Holy Saturday: He blesses every love that weeps and grieves

By Br Mark O’Connor FMS, 19 April 2025
Image: Shutterstock

 

Jesus really died and was buried. There is nothing more certain. It was not a ‘pretend’ moment. Grief overwhelmed his disciples’ hearts. 

The wonderful priest poet Malcom Guite movingly reflects on the first disciples’ soul shattering experience of laying the body of the dead Jesus in the borrowed tomb: 

XIV Jesus is laid in the tomb 

Here at the centre everything is still
Before the stir and movement of our grief
Which bears its pain with rhythm, ritual,
Beautiful useless gestures of relief.
So they anoint the skin that cannot feel
Soothing his ruined flesh with tender care,
Kissing the wounds they know they cannot heal,
With incense scenting only empty air.
He blesses every love that weeps and grieves
And makes our grief the pangs of a new birth.
The love that’s poured in silence at old graves
Renewing flowers, tending the bare earth,
Is never lost. In him all love is found
And sown with him, a seed in the rich ground. 

(used with permission: Sounding the Seasons Poetry for the Christian Year, Malcolm Guite,  Canterbury Press, Norwich, 2012) 

That bleak day when God literally lay entombed and dead, hope seemed to have extinguished forever.  Death and nothingness seemed to be in total control. In the apostolic witness, the first ‘Holy Saturday’ is saturated with the divine absence.  

What Jesus experienced during that time we can only imagine. He had suffered humiliation, brutal physical abuse and even physical death. All this after having had the most extraordinary success as a teacher and healer, with such a large following of disciples and others who believed that he was ‘the chosen one of God’ whom the Jewish community had expected.  

What a reversal! And in the tomb, what then, on Holy Saturday? How did the mysterious transformation occur? We are not told. Only silence. 

Some aspects of our own personal transitions in life also remain rather mysterious, even to us. 

Mostly, it seems to me, our lives are lived precisely in this type of ‘Holy Saturday’, where joy and sorrow, bondage and liberation, life and death tangle; a day that unfolds forever between the cross and the rising Son. 

Holy Saturday is simply the day when nothing happens. Holy Saturday, that in-between day, is perhaps the day we know best, if we are honest. 

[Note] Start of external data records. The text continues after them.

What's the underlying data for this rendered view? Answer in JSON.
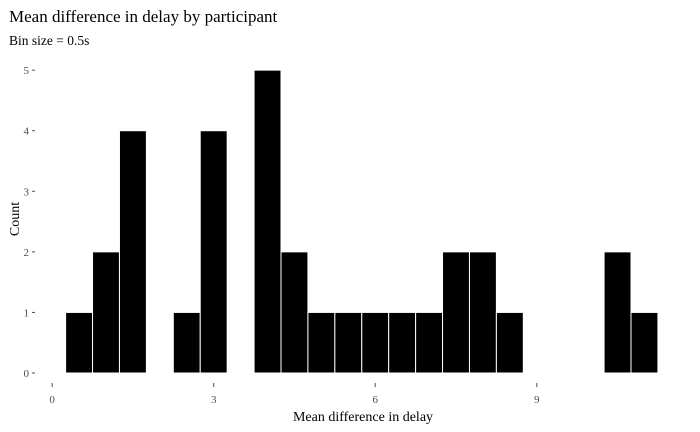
{
  "chart_data": {
    "type": "histogram",
    "title": "Mean difference in delay by participant",
    "subtitle": "Bin size = 0.5s",
    "xlabel": "Mean difference in delay",
    "ylabel": "Count",
    "bin_width": 0.5,
    "bins": [
      {
        "x0": 0.25,
        "x1": 0.75,
        "count": 1
      },
      {
        "x0": 0.75,
        "x1": 1.25,
        "count": 2
      },
      {
        "x0": 1.25,
        "x1": 1.75,
        "count": 4
      },
      {
        "x0": 1.75,
        "x1": 2.25,
        "count": 0
      },
      {
        "x0": 2.25,
        "x1": 2.75,
        "count": 1
      },
      {
        "x0": 2.75,
        "x1": 3.25,
        "count": 4
      },
      {
        "x0": 3.25,
        "x1": 3.75,
        "count": 0
      },
      {
        "x0": 3.75,
        "x1": 4.25,
        "count": 5
      },
      {
        "x0": 4.25,
        "x1": 4.75,
        "count": 2
      },
      {
        "x0": 4.75,
        "x1": 5.25,
        "count": 1
      },
      {
        "x0": 5.25,
        "x1": 5.75,
        "count": 1
      },
      {
        "x0": 5.75,
        "x1": 6.25,
        "count": 1
      },
      {
        "x0": 6.25,
        "x1": 6.75,
        "count": 1
      },
      {
        "x0": 6.75,
        "x1": 7.25,
        "count": 1
      },
      {
        "x0": 7.25,
        "x1": 7.75,
        "count": 2
      },
      {
        "x0": 7.75,
        "x1": 8.25,
        "count": 2
      },
      {
        "x0": 8.25,
        "x1": 8.75,
        "count": 1
      },
      {
        "x0": 8.75,
        "x1": 9.25,
        "count": 0
      },
      {
        "x0": 9.25,
        "x1": 9.75,
        "count": 0
      },
      {
        "x0": 9.75,
        "x1": 10.25,
        "count": 0
      },
      {
        "x0": 10.25,
        "x1": 10.75,
        "count": 2
      },
      {
        "x0": 10.75,
        "x1": 11.25,
        "count": 1
      }
    ],
    "x_ticks": [
      0,
      3,
      6,
      9
    ],
    "y_ticks": [
      0,
      1,
      2,
      3,
      4,
      5
    ],
    "xlim": [
      -0.3,
      11.4
    ],
    "ylim": [
      0,
      5.25
    ],
    "grid": false,
    "bar_color": "#000000",
    "bar_outline_color": "#ffffff"
  }
}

When we are going through our own internal Holy Saturday experiences, we know we need to be still and to trust in the Spirit to get us through to the other side of whatever is happening. Remembering the mystery of Holy Saturday, remembering that somehow, beneath the surface of what we know or can imagine, hidden from our ego’s sight, miracles can happen. We can be transformed. 

We all have ‘seasons’ in our lives when there is nothing we can ‘do’ except choose to lie ourselves down in the tomb next to Jesus and trust, however blindly, that something mysterious, beyond our current capacity to describe or define, will bring about a new future. 

We follow the way of Jesus when we choose to become his disciples, and this means we follow him through the grave. 

‘There is nothing in this world that resembles God as much as silence,’ wrote Meister Eckhart.  

Holy Saturday is a day of rest, of silence. Even God—or especially God, it seems—was silent that day. 

We live in a noisy world where mercy and tenderness are in short supply. A conflict-driven and sensationalist social media culture bombards us with a cacophony of distracting voices. Our spirits are so easily perturbed.  

That is why, more than ever, we Catholics need enter into the mystery that God in Jesus really died and was buried.  

We are called to live with the holy silence of our God, whose Spirit will never abandon us. For:  The love that’s poured in silence at old graves, Renewing flowers, tending the bare earth, Is never lost. In him all love is found.